Conforme determina o art. 1.808 do CC, a renúncia é sempre total, de forma que o renunciante abdica de sua condição de herdeiro.

Já a cessão de direitos hereditários decorre da liberdade conferida ao herdeiro para dispor do seu direito à herança. Trata-se de negócio jurídico inter vivos, produzindo efeitos após a formalização do ato translativo.

Assim, o que a difere da renúncia é que a cessão possibilita que o herdeiro ceda seu quinhão de forma universal ou parcial, além de indicar um beneficiário específico.

2. Após a partilha de bens, não se trata mais de cessão, mas sim de venda ou doação

É importante destacar que a cessão pode ocorrer desde a abertura da sucessão até o momento da partilha. Isso porque, após esse momento, não se fala mais em cessão, mas em venda ou doação, já que os bens já estão individualizados.

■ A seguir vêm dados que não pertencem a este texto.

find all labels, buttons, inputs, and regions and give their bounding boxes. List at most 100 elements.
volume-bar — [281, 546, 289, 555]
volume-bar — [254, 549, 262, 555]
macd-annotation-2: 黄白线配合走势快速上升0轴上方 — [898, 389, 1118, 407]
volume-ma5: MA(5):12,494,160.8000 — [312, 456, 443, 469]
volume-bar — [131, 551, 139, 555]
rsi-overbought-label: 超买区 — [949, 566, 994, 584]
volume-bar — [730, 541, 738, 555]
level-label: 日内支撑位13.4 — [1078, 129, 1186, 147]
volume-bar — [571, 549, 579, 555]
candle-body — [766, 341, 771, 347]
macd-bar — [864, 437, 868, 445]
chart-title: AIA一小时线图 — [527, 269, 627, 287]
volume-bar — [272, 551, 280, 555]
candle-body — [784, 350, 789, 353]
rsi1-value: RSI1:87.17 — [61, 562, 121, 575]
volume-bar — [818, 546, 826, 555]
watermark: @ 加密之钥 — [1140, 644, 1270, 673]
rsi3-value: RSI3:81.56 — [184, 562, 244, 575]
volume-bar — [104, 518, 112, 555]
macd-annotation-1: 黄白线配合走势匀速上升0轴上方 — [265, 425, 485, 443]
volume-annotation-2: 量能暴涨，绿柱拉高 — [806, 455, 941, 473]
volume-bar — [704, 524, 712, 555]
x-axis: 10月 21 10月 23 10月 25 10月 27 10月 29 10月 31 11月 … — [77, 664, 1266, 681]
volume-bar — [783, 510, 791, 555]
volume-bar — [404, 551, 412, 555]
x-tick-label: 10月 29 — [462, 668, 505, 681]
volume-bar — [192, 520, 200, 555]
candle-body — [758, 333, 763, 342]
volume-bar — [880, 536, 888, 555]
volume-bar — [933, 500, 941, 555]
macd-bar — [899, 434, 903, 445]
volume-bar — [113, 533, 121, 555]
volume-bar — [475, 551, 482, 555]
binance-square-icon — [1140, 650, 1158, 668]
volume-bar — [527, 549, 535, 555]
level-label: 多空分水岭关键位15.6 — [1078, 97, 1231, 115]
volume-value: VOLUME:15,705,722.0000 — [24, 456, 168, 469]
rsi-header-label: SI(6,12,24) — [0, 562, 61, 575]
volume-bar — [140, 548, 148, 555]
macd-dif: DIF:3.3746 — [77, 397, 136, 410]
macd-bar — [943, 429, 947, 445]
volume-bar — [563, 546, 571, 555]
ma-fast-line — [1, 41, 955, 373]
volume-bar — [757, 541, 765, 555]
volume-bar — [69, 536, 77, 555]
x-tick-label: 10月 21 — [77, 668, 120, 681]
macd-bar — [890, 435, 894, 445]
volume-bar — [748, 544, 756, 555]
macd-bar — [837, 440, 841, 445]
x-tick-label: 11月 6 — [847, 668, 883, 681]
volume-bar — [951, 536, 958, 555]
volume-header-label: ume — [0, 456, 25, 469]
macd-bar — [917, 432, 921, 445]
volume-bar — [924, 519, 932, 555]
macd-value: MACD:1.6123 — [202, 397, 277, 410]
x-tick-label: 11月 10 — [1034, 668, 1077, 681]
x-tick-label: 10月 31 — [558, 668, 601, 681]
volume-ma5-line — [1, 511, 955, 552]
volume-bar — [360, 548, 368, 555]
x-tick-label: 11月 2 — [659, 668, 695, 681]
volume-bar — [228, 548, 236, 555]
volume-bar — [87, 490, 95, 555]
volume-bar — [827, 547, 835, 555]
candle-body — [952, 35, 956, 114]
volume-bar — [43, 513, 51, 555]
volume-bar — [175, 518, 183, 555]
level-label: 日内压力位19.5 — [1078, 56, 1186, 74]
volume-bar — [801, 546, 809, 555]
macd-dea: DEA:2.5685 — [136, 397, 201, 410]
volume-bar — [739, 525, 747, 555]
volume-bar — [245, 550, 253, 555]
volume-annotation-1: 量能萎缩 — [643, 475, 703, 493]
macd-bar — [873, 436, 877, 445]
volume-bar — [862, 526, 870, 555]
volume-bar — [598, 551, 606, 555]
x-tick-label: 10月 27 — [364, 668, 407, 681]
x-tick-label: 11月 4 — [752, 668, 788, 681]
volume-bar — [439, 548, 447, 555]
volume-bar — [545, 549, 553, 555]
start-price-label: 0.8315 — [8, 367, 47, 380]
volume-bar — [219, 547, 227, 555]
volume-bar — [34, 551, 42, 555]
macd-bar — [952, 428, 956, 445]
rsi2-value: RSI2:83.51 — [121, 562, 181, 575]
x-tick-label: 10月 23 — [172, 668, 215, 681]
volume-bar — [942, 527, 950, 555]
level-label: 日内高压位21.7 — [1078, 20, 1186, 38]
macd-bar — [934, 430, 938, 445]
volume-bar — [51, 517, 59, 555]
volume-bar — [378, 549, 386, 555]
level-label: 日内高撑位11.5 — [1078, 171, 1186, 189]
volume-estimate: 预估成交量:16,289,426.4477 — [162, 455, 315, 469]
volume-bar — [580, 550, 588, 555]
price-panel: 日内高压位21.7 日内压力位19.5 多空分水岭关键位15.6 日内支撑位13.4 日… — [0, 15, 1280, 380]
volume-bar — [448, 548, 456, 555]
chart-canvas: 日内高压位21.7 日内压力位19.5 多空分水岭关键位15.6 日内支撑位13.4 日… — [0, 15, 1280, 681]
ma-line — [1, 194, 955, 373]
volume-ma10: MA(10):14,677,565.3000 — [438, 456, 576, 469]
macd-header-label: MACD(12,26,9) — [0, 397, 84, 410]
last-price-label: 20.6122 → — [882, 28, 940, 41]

Assim, a cessão gratuita dos direitos hereditários NÃO se confunde com a doação, apesar de se assemelhar a ela:

  • A cessão gratuita pode ter como objeto a totalidade do quinhão ou apenas sua parte ideal, mas não bens determinados
  • A cessão gratuita depende da aceitação do cessionário

Da mesma forma, a cessão onerosa NÃO se confunde com a compra e venda, uma vez que se cede um direito hereditário, enquanto se vende a coisa materializada.

3. A partilha amigável não tem como requisito a igualdade absoluta entre os quinhões

A partilha amigável, ao ser expressamente prevista no art. 2015 do Código Civil, tem como requisitos:

  • Capacidade de todos os herdeiros
  • Consenso quanto à divisão do acervo
  • Formalização por escritura pública, termo nos autos do inventário ou por escrito particular homologado pelo juiz

Além disso, a partilha deve ser orientada pela maior igualdade possível quanto ao valor, natureza e qualidade do acervo patrimonial (art. 2017, CC). Porém, não se exige que a igualdade entre quinhões seja sempre absoluta.

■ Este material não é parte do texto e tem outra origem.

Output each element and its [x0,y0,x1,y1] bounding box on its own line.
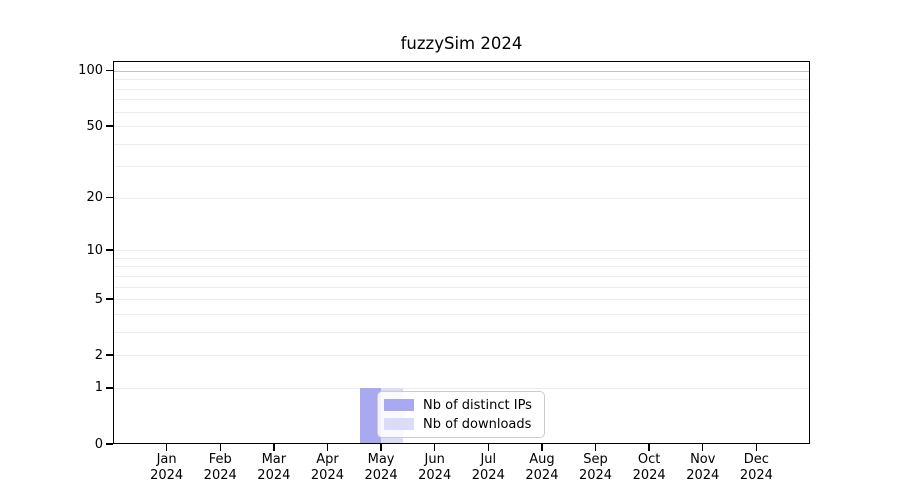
gridline-minor [113,332,810,333]
x-label-month: Dec [721,452,791,468]
gridline-minor [113,112,810,113]
y-axis-tick [106,70,113,71]
x-axis-tick [756,444,757,451]
legend-item: Nb of downloads [384,417,544,432]
gridline-minor [113,89,810,90]
gridline-minor [113,126,810,127]
x-axis-tick [166,444,167,451]
y-axis-tick-label: 2 [43,349,103,362]
y-axis-tick [106,197,113,198]
y-axis-tick [106,249,113,250]
gridline-minor [113,355,810,356]
gridline-minor [113,144,810,145]
plot-area: Nb of distinct IPsNb of downloads 012510… [113,61,810,444]
x-axis-tick [595,444,596,451]
gridline-minor [113,388,810,389]
gridline-minor [113,166,810,167]
figure: fuzzySim 2024 Nb of distinct IPs Nb of do… [0,0,900,500]
gridline-minor [113,299,810,300]
legend-swatch [384,418,414,430]
y-axis-tick-label: 10 [43,244,103,257]
y-axis-tick [106,125,113,126]
x-axis-tick [220,444,221,451]
y-axis-tick-label: 20 [43,191,103,204]
x-axis-tick [488,444,489,451]
gridline-minor [113,314,810,315]
gridline-minor [113,79,810,80]
x-axis-tick [273,444,274,451]
y-axis-tick-label: 0 [43,438,103,451]
gridline-minor [113,258,810,259]
y-axis-tick-label: 1 [43,381,103,394]
y-axis-tick-label: 5 [43,293,103,306]
x-axis-tick-label: Dec2024 [721,452,791,484]
gridline-minor [113,276,810,277]
plot-border [113,61,810,444]
y-axis-tick [106,443,113,444]
gridline-minor [113,266,810,267]
legend-swatch [384,399,414,411]
y-axis-tick [106,354,113,355]
y-axis-tick [106,298,113,299]
legend-label: Nb of distinct IPs [423,398,532,413]
gridline-minor [113,250,810,251]
y-axis-tick [106,387,113,388]
x-axis-tick [327,444,328,451]
x-axis-tick [541,444,542,451]
x-axis-tick [380,444,381,451]
x-axis-tick [702,444,703,451]
legend-item: Nb of distinct IPs [384,398,544,413]
y-axis-tick-label: 100 [43,64,103,77]
x-label-year: 2024 [721,468,791,484]
chart-title: fuzzySim 2024 [113,34,810,53]
legend-label: Nb of downloads [423,417,531,432]
gridline-minor [113,287,810,288]
x-axis-tick [648,444,649,451]
x-axis-tick [434,444,435,451]
gridline-minor [113,99,810,100]
legend: Nb of distinct IPs Nb of downloads [377,391,545,438]
y-axis-tick-label: 50 [43,120,103,133]
gridline-minor [113,198,810,199]
gridline-major [113,71,810,72]
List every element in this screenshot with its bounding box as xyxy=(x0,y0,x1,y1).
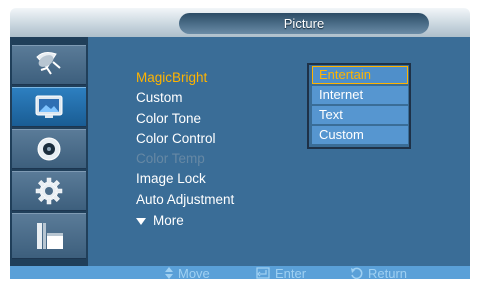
menu-item-image-lock[interactable]: Image Lock xyxy=(136,169,234,189)
sidebar xyxy=(10,37,88,266)
gear-icon xyxy=(35,177,63,205)
sidebar-item-picture[interactable] xyxy=(12,87,86,127)
enter-icon xyxy=(256,267,270,279)
dropdown-option-text[interactable]: Text xyxy=(312,106,408,124)
picture-menu: MagicBright Custom Color Tone Color Cont… xyxy=(136,68,234,231)
osd-window: Picture MagicBright Custom Color Tone Co… xyxy=(10,8,470,282)
hint-move-label: Move xyxy=(178,265,210,281)
sidebar-item-setup[interactable] xyxy=(12,171,86,211)
chevron-down-icon xyxy=(136,217,146,225)
magicbright-dropdown: Entertain Internet Text Custom xyxy=(307,63,411,149)
hint-enter: Enter xyxy=(256,266,306,281)
return-icon xyxy=(351,267,363,279)
up-down-arrow-icon xyxy=(165,267,173,279)
sidebar-item-input[interactable] xyxy=(12,45,86,85)
sidebar-item-multiscreen[interactable] xyxy=(12,213,86,259)
menu-item-magicbright[interactable]: MagicBright xyxy=(136,68,234,88)
menu-item-auto-adjustment[interactable]: Auto Adjustment xyxy=(136,190,234,210)
hint-move: Move xyxy=(165,266,210,281)
main-panel: MagicBright Custom Color Tone Color Cont… xyxy=(10,37,470,266)
menu-item-color-temp: Color Temp xyxy=(136,151,205,167)
menu-item-custom[interactable]: Custom xyxy=(136,88,234,108)
menu-item-color-tone[interactable]: Color Tone xyxy=(136,109,234,129)
key-guide: Move Enter Return xyxy=(10,260,470,282)
hint-enter-label: Enter xyxy=(275,265,307,281)
more-label: More xyxy=(153,213,184,229)
menu-item-color-control[interactable]: Color Control xyxy=(136,129,234,149)
speaker-icon xyxy=(37,137,61,161)
satellite-dish-icon xyxy=(36,52,61,75)
dropdown-option-custom[interactable]: Custom xyxy=(312,126,408,144)
dropdown-option-entertain[interactable]: Entertain xyxy=(312,66,408,84)
more-button[interactable]: More xyxy=(136,211,234,231)
sidebar-item-sound[interactable] xyxy=(12,129,86,169)
title-bar: Picture xyxy=(10,8,470,37)
dropdown-option-internet[interactable]: Internet xyxy=(312,86,408,104)
page-title: Picture xyxy=(179,13,429,34)
hint-return: Return xyxy=(350,266,407,281)
multiscreen-icon xyxy=(37,223,63,249)
hint-return-label: Return xyxy=(368,265,408,281)
picture-icon xyxy=(35,95,63,118)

O próprio texto legal admite que a igualdade absoluta nem sempre será atingida, diante das particularidades de cada patrimônio e de cada grupo de herdeiros.

A mera desigualdade entre os quinhões não descaracteriza, por si só, a partilha amigável. Assim, não há nenhum óbice à partilha amigável com quinhões desiguais, desde que precedida por cessão de direitos.

4. Na homologação da partilha amigável, o juiz deve verificar a validade da manifestação de vontade

O juiz, ao homologar a partilha consensual, deve apenas verificar a validade da manifestação de vontade, não cabendo exigir a equivalência matemática dos quinhões desiguais, especialmente porque celebrada entre herdeiros maiores e capazes.

É o que se depreende do art. 659 do Código de Processo Civil, ao dispor que a partilha amigável será homologada pelo juiz, devendo ser celebrada entre partes capazes nos termos da lei.

Assim, é possível a partilha amigável com quinhões desiguais entre herdeiros maiores e capazes, desde que haja consenso e prévia cessão de direitos hereditários, realizada a partir da abertura da sucessão e antes da partilha.